Southern Living |

biking Covington Kevin Garrett

You could say that Covington owes its history to the humble bovine. Back in 1813, the town was first laid out in a grid pattern filled with free parking areas called ox lots, where schooners came down the Bogue Falaya River to trade goods from Covington to New Orleans. The small town's location at the convergence of three rivers (including the Abita and the Tchefuncte) made it a desirable spot for tradesmen to hawk their wares, parking their oxen in the squares. Today, the it has grown to just over 10,000 people and while there's no oxen in sight, it still pays homage to its humble heritage, being listed on the National Register of Historic Places and hosting annual festivals such as the Covington Three Rivers Art Festival every fall. Downtown, the walkable district features many shops, galleries, museums and restaurants, making it well worth the nearly 24-mile journey across Lake Pontchartrain Causeway (the world's largest continuous bridge over water) from New Orleans.

Where to Stay

With a lobby known as "Covington's living room," the family-owned Southern Hotel is the city's largest and will make you feel right at home. Located in the city's historic district in a building that dates back to 1907, the boutique property was restored into a hotel in 2014 and now has 40 guest rooms and two suites, along with a restaurant and bar. Adjacent to the main hotel is The Garden House, with five accommodations in the renovated former Covington Post Office. If you fancy a bed and breakfast, Covington has two that will have you feeling like a local in no time — both within a few minutes' walk of downtown. Camellia House B&B, a raised Louisiana cottage (a style adapted from rural French architecture), has four self-contained suites, an expansive front porch, and a pool and hot tub; while Blue Willow B&B is home to five suites (including one with a full kitchen) and beautiful gardens.

What to Do

Get the lay of the land by taking a historical tour with Royal Carriages, the oldest sightseeing company in the United States. The company, which has offered mule-drawn carriage tours in New Orleans' French Quarter for 80 years, recently expanded to Covington and offers tours of downtown Friday through Sunday.

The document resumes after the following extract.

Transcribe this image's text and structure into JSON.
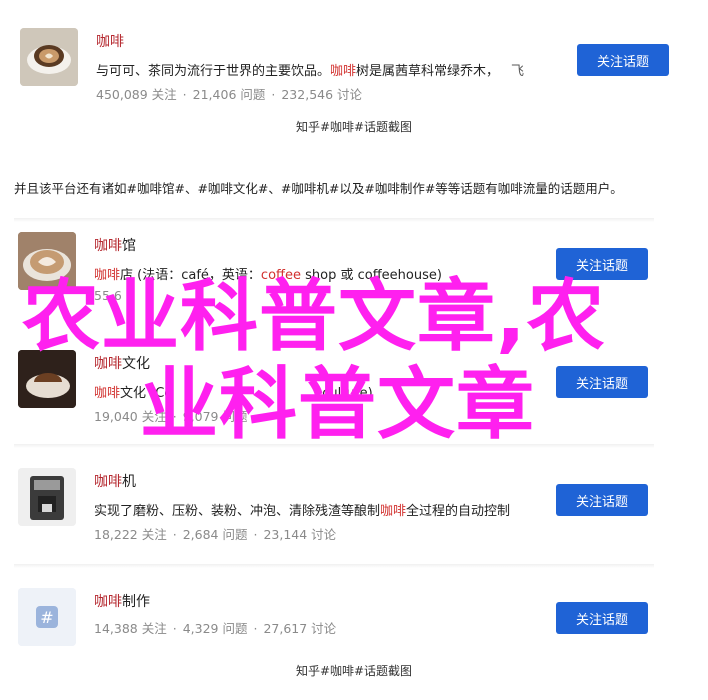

If you prefer to explore on your own, rent a bike from Brooks' Bike Shop and pedal the Tammany Trace (a converted railroad corridor that's now a recreational path) all the way to Abita Brewery, a popular hangout spot where you can sip iconic brews like Purple Haze and also sample new ones. Head to Bogue Falaya Wayside Park to catch community events and the "Chillin' at the River" free concert series or launch a kayak to traverse the Bogue Falaya River's clear, shallow waters.

Don't leave town before visiting a few favorite local shops. The family-operated HJ Smith & Sons General Store & Museum has been in operation since 1876 and is a gold mine for items from lawn art and quirky gator-claw back scratchers; be sure to also browse the eclectic collection of historical items, including a cast-iron casket and a 20-foot cypress dugout boat. If you're in the market for art, don't miss the selection from local artists at St. Tammany Art AssociationMarianne Angeli Rodriquez Gallery and Saladino Gallery. Or, create your own masterpiece at Hammer & Stain, which hosts DIY workshops for home décor.

Where to Eat

You might think popping your pinkie sounds out of place on the Bayou, but you'll feel as if you've been transported across the pond during the Windsor High Tea experience at English Tea Room & Eatery. Inside, the space has life-sized cutouts of the Queen and Downton Abbey characters, plus a huge collection of tea pots for you to admire as you sip from more than 200 teas and sample items like Coronation Chicken Salad and scones

For something heartier, feast on Gulf-inspired Southern fare at Oxlot 9 inside Southern Hotel, where signature dishes included fried frog legs, stuffed rabbit, and the famous OL9 ½ & ½ charcuterie board, made with meat that's butchered, aged and smoked in-house. Save room for the Campfire, an epic desert of smoked vanilla bean ice cream, graham cracker, and Belgian chocolate covered in torched honey meringue. For lunch, check out blue plate specials like crawfish and corn chowder at LOLA, where you can eat inside a vintage dining car. And don't miss dinner at Del Porto Ristorante. Serving Italian fare like homemade tagliatelle Bolognese and lemon risotto with Gulf shrimp, it's a local favorite for its emphasis on locally sourced ingredients. Husband-and-wife chef team David and Torre Solazzo are three-time James Beard finalists.